Quick: How many angels do you know personally? Zero? Yeah, I guess nobody’s perfect. In fact, that’s the kind of wisdom so accepted you don’t need to stick it in a newspaper article.

Nevertheless, in a postmortem profile for the New York Times, Kansas City correspondent John Eligon pointed out that Michael Brown—whose death in an encounter with Ferguson, Mo., police officer Darren Wilson has split the nation along raw, jagged fault lines—was “no angel.” His reasoning? Brown had “dabbled” in drugs and alcohol, and taken to rapping.

It’s not the Times’ duty to sanitize Brown’s image just because he was senselessly killed by a police officer who isn’t facing charges, and the “no angel” line makes sense as a pivot from Eligon’s lede—but the story doesn’t bear it out, and the troubling bias set readers off. 
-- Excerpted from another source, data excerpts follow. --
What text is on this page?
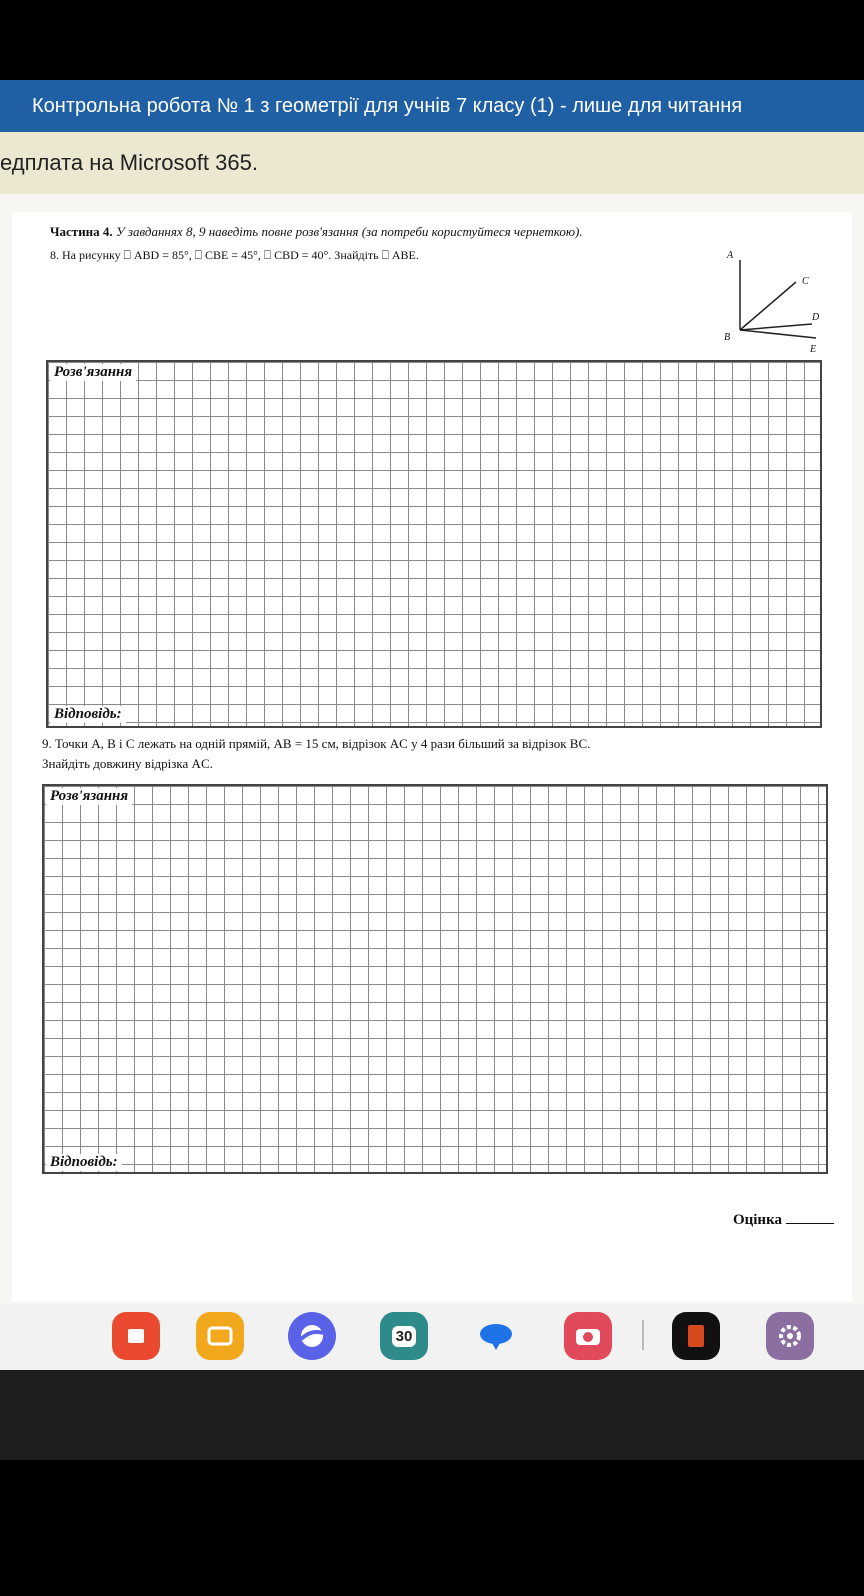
Контрольна робота № 1 з геометрії для учнів 7 класу (1) - лише для читання
едплата на Microsoft 365.
Частина 4. У завданнях 8, 9 наведіть повне розв'язання (за потреби користуйтеся чернеткою).
8. На рисунку ⎕ ABD = 85°, ⎕ CBE = 45°, ⎕ CBD = 40°. Знайдіть ⎕ ABE.	A
C
D
B
E
Розв'язання
Відповідь:
9. Точки A, B і C лежать на одній прямій, AB = 15 см, відрізок AC у 4 рази більший за відрізок BC.
Знайдіть довжину відрізка AC.
Розв'язання
Відповідь:
Оцінка
30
After a slight bump for the sarcastic hashtag #NoAngel, a different conversation began:

Curiously enough, Eligon himself is black, and has lately been publishing coverage of the Brown story that critically scrutinizes local police, even pushing back against inaccuracies in their reports. Moreover, the content of this latest profile isn’t especially shocking: Brown’s problems were the sort shared by countless teens—so why the value judgement? 

Eligon has yet to weigh in on the backlash, but he is livetweeting Brown’s funeral.

Objective journalism is hard, but anything less isn't worth the headache.

Update: Times public editor Margaret Sullivan this afternoon published a post that characterized the phrase “no angel” as “ill-chosen” and a “blunder.” 

“Hindsight is 20/20,” she quotes Eligon as saying. “I wish I would have changed that.” He also noted that his article offers a “full, mostly positive picture” of Brown, one that has likewise drawn criticism for sympathetic overtones, while national editor Alison Mitchell argued that “the story basically says he’s human” and contains “no hint that this poor young man should have been shot.”

Eligon’s profile itself has yet to be altered or updated.